Prezes Prawa i Sprawiedliwości, Jarosław Kaczyński, stwierdził, że „społeczny, pozapartyjny charakter kandydatury Karola Nawrockiego”, który uzyskał poparcie PiS w nadchodzących wyborach prezydenckich, jest bezdyskusyjny. Podczas poniedziałkowej konferencji prasowej prezes partii zauważył również, że istnieje „potężna propaganda z drugiej strony”, której celem jest podważenie tego twierdzenia.
REPLIKA PREMIERA
Na komentarz Kaczyńskiego szybko zareagował premier Donald Tusk, który w swoim poście podkreślił, że „od wielu dni PiS staje na głowie, by wmówić Polakom, że (nomen omen) prezes Nawrocki nie ma z tą partią nic wspólnego”. Tusk dodał ironicznie, że to ukazuje „podziwu godny realizm w ocenie własnej wartości”. Słowa szefa rządu z pewnością rozbudzą dodatkowe emocje w już i tak napiętej atmosferze politycznej.
KANDYDACI NA HORYZONCIE
Obok Karola Nawrockiego, który kandyduje z ramienia PiS, na scenie wyborczej pojawiło się już wielu innych pretendentów.

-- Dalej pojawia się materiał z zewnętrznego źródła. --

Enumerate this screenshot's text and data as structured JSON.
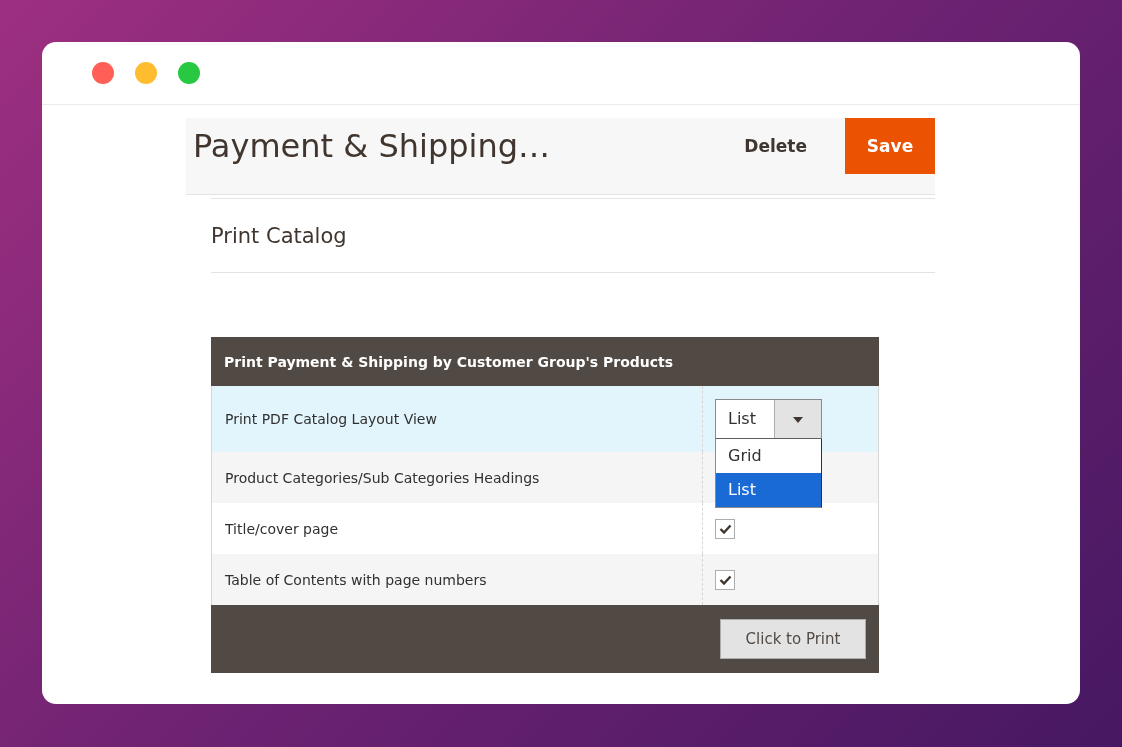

Do tej pory ogłosili swoje aspiracje: prezydent Warszawy, Rafał Trzaskowski, reprezentujący Koalicję Obywatelską; marszałek Sejmu, Szymon Hołownia, lider partii Polska 2050; współprzewodniczący Konfederacji, Sławomir Mentzen; wicemarszałkini Senatu, Magdalena Biejat z Nowej Lewicy; poseł Marek Jakubiak z koła Wolni Republikanie oraz Marek Woch, prezes Ogólnopolskiej Federacji „Bezpartyjni i Samorządowcy”. Wielu zCandidates z pewnością wniesie swoje unikalne spojrzenie na polską politykę, co zapowiada jeszcze bardziej emocjonującą rywalizację w nadchodzących miesiącach.
W świetle tych wydarzeń nietrudno dostrzec, że tegoroczne wybory prezydenckie będą pełne zwrotów akcji, propagandowych starć oraz emocjonujących debat, które z pewnością przyciągną uwagę społeczeństwa. Polityczna mapa Polski jeszcze na długo będzie ulegać zmianom, a każdy nowy głos może być decydujący.